Strategi ini diharapkan bisa mengurangi ketergantungan pada subsidi pemerintah sekaligus memperkuat model bisnis MRT Jakarta di masa depan.


Efisiensi Anggaran, tanpa Bebani Warga

Gubernur DKI Jakarta, Pramono Anung, di Balai Kota Jakarta. (Foto: Liputan6.com/Winda Nelfira).

Sebelumnya, Gubernur DKI Jakarta, Pramono Anung, menegaskan bahwa pemerintah provinsi akan meninjau kembali skema subsidi transportasi umum sebagai bagian dari langkah efisiensi menyusul penurunan dana transfer pusat, termasuk dana bagi hasil (DBH).

Pemangkasan tersebut menyebabkan proyeksi APBD DKI 2025 turun dari Rp95,35 triliun menjadi Rp79,03 triliun.
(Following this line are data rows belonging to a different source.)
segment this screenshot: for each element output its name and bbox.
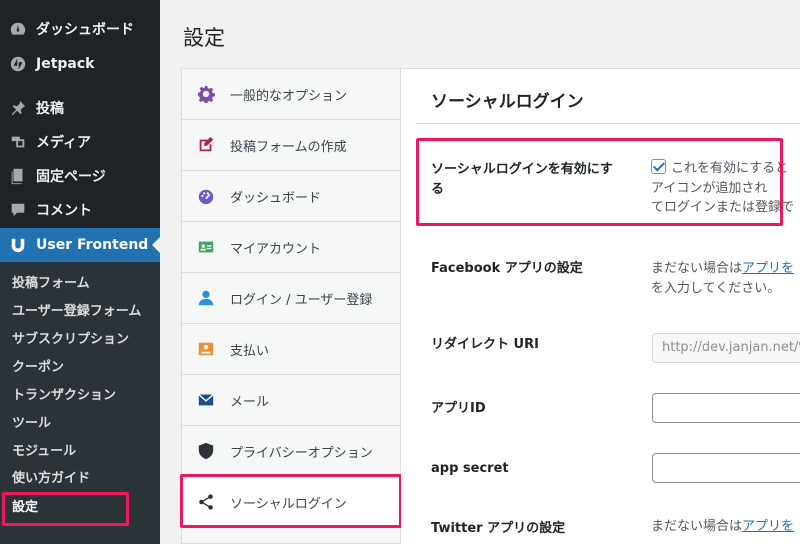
media-icon: [0, 125, 36, 159]
comment-icon: [0, 193, 36, 227]
page-title: 設定: [183, 26, 225, 50]
menu-label: メディア: [36, 135, 92, 151]
payment-icon: [182, 340, 230, 358]
nav-my-account[interactable]: マイアカウント: [182, 222, 400, 273]
facebook-desc-text: まだない場合は: [651, 261, 743, 276]
pin-icon: [0, 91, 36, 125]
section-divider: [415, 123, 800, 124]
twitter-desc-line1: まだない場合はアプリを: [651, 517, 794, 537]
facebook-settings-label: Facebook アプリの設定: [431, 261, 583, 276]
shield-icon: [182, 442, 230, 460]
submenu-post-forms[interactable]: 投稿フォーム: [12, 272, 90, 296]
facebook-desc-line2: を入力してください。: [651, 281, 781, 296]
nav-label: 支払い: [230, 343, 270, 359]
menu-jetpack[interactable]: Jetpack: [0, 47, 160, 81]
jetpack-icon: [0, 47, 36, 81]
nav-mail[interactable]: メール: [182, 375, 400, 426]
nav-label: 一般的なオプション: [230, 88, 348, 104]
app-secret-label: app secret: [431, 461, 509, 476]
menu-pages[interactable]: 固定ページ: [0, 159, 160, 193]
submenu-registration-forms[interactable]: ユーザー登録フォーム: [12, 300, 141, 324]
submenu-tools[interactable]: ツール: [12, 412, 51, 436]
submenu-transactions[interactable]: トランザクション: [12, 384, 116, 408]
settings-highlight-box: [2, 492, 129, 526]
id-card-icon: [182, 238, 230, 256]
admin-sidebar: ダッシュボード Jetpack 投稿 メディア 固定ページ コメント User …: [0, 0, 160, 544]
nav-post-form-creation[interactable]: 投稿フォームの作成: [182, 120, 400, 171]
twitter-settings-label: Twitter アプリの設定: [431, 521, 566, 536]
enable-social-login-highlight-box: [416, 138, 783, 226]
submenu-coupons[interactable]: クーポン: [12, 356, 64, 380]
page-icon: [0, 159, 36, 193]
menu-posts[interactable]: 投稿: [0, 91, 160, 125]
nav-label: メール: [230, 394, 270, 410]
social-login-highlight-box: [180, 474, 402, 528]
menu-label: Jetpack: [36, 56, 95, 72]
menu-label: コメント: [36, 203, 92, 219]
nav-login-registration[interactable]: ログイン / ユーザー登録: [182, 273, 400, 324]
facebook-desc-line1: まだない場合はアプリを: [651, 259, 794, 279]
nav-label: マイアカウント: [230, 241, 322, 257]
submenu-modules[interactable]: モジュール: [12, 440, 76, 464]
nav-general-options[interactable]: 一般的なオプション: [182, 69, 400, 120]
menu-media[interactable]: メディア: [0, 125, 160, 159]
menu-user-frontend[interactable]: User Frontend: [0, 228, 160, 262]
app-id-label: アプリID: [431, 401, 486, 416]
dashboard-gauge-icon: [182, 187, 230, 205]
section-title: ソーシャルログイン: [431, 92, 584, 112]
menu-label: 投稿: [36, 101, 64, 117]
menu-dashboard[interactable]: ダッシュボード: [0, 12, 160, 46]
nav-dashboard[interactable]: ダッシュボード: [182, 171, 400, 222]
submenu-help[interactable]: 使い方ガイド: [12, 467, 90, 491]
user-icon: [182, 289, 230, 307]
gear-icon: [182, 85, 230, 103]
nav-label: ログイン / ユーザー登録: [230, 292, 373, 308]
nav-label: ダッシュボード: [230, 190, 322, 206]
facebook-app-link[interactable]: アプリを: [742, 261, 794, 276]
menu-label: ダッシュボード: [36, 22, 134, 38]
app-id-input[interactable]: [652, 393, 800, 423]
submenu-subscriptions[interactable]: サブスクリプション: [12, 328, 129, 352]
dashboard-icon: [0, 12, 36, 46]
user-frontend-icon: [0, 228, 36, 262]
redirect-uri-field[interactable]: http://dev.janjan.net/%: [652, 333, 800, 363]
mail-icon: [182, 391, 230, 409]
menu-comments[interactable]: コメント: [0, 193, 160, 227]
nav-payment[interactable]: 支払い: [182, 324, 400, 375]
twitter-desc-text: まだない場合は: [651, 519, 743, 534]
menu-label: 固定ページ: [36, 169, 106, 185]
redirect-uri-label: リダイレクト URI: [431, 337, 539, 352]
edit-icon: [182, 136, 230, 154]
settings-nav: 一般的なオプション 投稿フォームの作成 ダッシュボード マイアカウント ログイン…: [181, 68, 401, 544]
app-secret-input[interactable]: [652, 453, 800, 483]
twitter-app-link[interactable]: アプリを: [742, 519, 794, 534]
menu-label: User Frontend: [36, 237, 149, 253]
nav-label: プライバシーオプション: [230, 445, 373, 461]
nav-privacy-options[interactable]: プライバシーオプション: [182, 426, 400, 477]
nav-label: 投稿フォームの作成: [230, 139, 347, 155]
Meski demikian, Pramono memastikan evaluasi itu tidak akan serta-merta berujung pada kenaikan tarif transportasi publik.

"Subsidi transportasi kami saat ini sudah hampir Rp15.000 per orang. Jadi, kajian efisiensi tidak otomatis berarti tarif naik," tegasnya.